All case studies
High-Frequency Trading · Web3

BigAl Sniper Bot

A low-latency Solana trading bot engineered for sub-200ms transaction construction. AWS EC2 with CPU pinning, Rust transaction builder, Jito bundle submission, and a real-time terminal UI.

Year
2026
Tech Stack
RustSolana SDKJito BundlesPython (orchestration)WebSocketsReact (terminal UI)AWS EC2 (us-east-1)
The Problem

What we set out to solve.

On-chain memecoin launches resolve in milliseconds. Off-the-shelf trading clients add network hops, garbage-collected runtimes, and shared-tenant CPU contention that put any retail bot a tick behind. Latency is the entire alpha.

Our Approach

How we built it.

01

Hot path in Rust

The transaction builder is written in Rust with statically allocated buffers and zero heap churn on the hot path. Signing keys live in memory; instruction layouts are precomputed at startup.

02

CPU pinning and EC2 placement

The bot runs on an EC2 instance in us-east-1 (Jito region), with the executor pinned to a dedicated physical core via taskset. The Python orchestration layer runs on separate cores so it cannot preempt the hot path.

03

Jito bundling

Submitted transactions ship as Jito bundles with tip configuration tuned per launch profile.
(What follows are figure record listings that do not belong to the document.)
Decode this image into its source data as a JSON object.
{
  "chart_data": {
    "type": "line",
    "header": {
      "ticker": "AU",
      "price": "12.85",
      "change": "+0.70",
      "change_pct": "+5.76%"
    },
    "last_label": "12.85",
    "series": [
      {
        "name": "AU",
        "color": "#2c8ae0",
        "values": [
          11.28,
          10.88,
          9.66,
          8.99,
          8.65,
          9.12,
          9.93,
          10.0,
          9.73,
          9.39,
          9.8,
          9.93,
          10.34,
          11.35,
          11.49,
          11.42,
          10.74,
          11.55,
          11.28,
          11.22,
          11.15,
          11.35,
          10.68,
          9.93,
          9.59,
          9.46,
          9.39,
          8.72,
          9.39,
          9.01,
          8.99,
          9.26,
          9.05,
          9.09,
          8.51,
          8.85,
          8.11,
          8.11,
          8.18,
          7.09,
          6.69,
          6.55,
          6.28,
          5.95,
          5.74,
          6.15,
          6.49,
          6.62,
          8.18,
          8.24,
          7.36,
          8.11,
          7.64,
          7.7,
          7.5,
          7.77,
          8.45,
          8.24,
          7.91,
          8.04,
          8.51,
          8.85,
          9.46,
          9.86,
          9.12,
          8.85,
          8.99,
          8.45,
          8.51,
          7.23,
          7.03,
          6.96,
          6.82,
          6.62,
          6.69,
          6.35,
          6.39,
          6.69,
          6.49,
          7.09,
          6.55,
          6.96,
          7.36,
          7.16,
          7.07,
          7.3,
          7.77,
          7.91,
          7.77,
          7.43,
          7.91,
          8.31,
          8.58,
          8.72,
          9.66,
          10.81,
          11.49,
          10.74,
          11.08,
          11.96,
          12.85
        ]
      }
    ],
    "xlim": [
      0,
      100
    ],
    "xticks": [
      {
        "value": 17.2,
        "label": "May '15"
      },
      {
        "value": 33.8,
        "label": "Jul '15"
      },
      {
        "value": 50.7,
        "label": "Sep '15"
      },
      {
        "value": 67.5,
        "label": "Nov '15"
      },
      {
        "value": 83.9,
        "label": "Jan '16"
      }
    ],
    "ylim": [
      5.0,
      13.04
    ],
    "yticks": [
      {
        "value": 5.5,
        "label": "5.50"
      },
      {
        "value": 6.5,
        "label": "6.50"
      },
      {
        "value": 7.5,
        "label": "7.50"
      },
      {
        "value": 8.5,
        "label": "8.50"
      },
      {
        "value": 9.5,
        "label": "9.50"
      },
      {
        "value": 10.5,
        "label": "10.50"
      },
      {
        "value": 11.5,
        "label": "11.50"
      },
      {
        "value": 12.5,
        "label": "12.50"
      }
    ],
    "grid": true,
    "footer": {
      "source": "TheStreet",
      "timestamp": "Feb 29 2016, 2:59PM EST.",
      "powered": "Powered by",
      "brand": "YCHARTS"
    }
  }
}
WebSocket dashboard streams every signed bundle, slot landing, and PnL in real time to a Fidelity-inspired terminal UI.

Results

The numbers.

31%
Hot-path latency improvement
< 200 ms
Transaction build time
Region-leading
Bundle land rate
Outcome

What it changed.

A vertically integrated trading stack — from market data ingest through signed transaction land — that competes on the same latency floor as professional desk infrastructure, controlled from a single browser-based dashboard.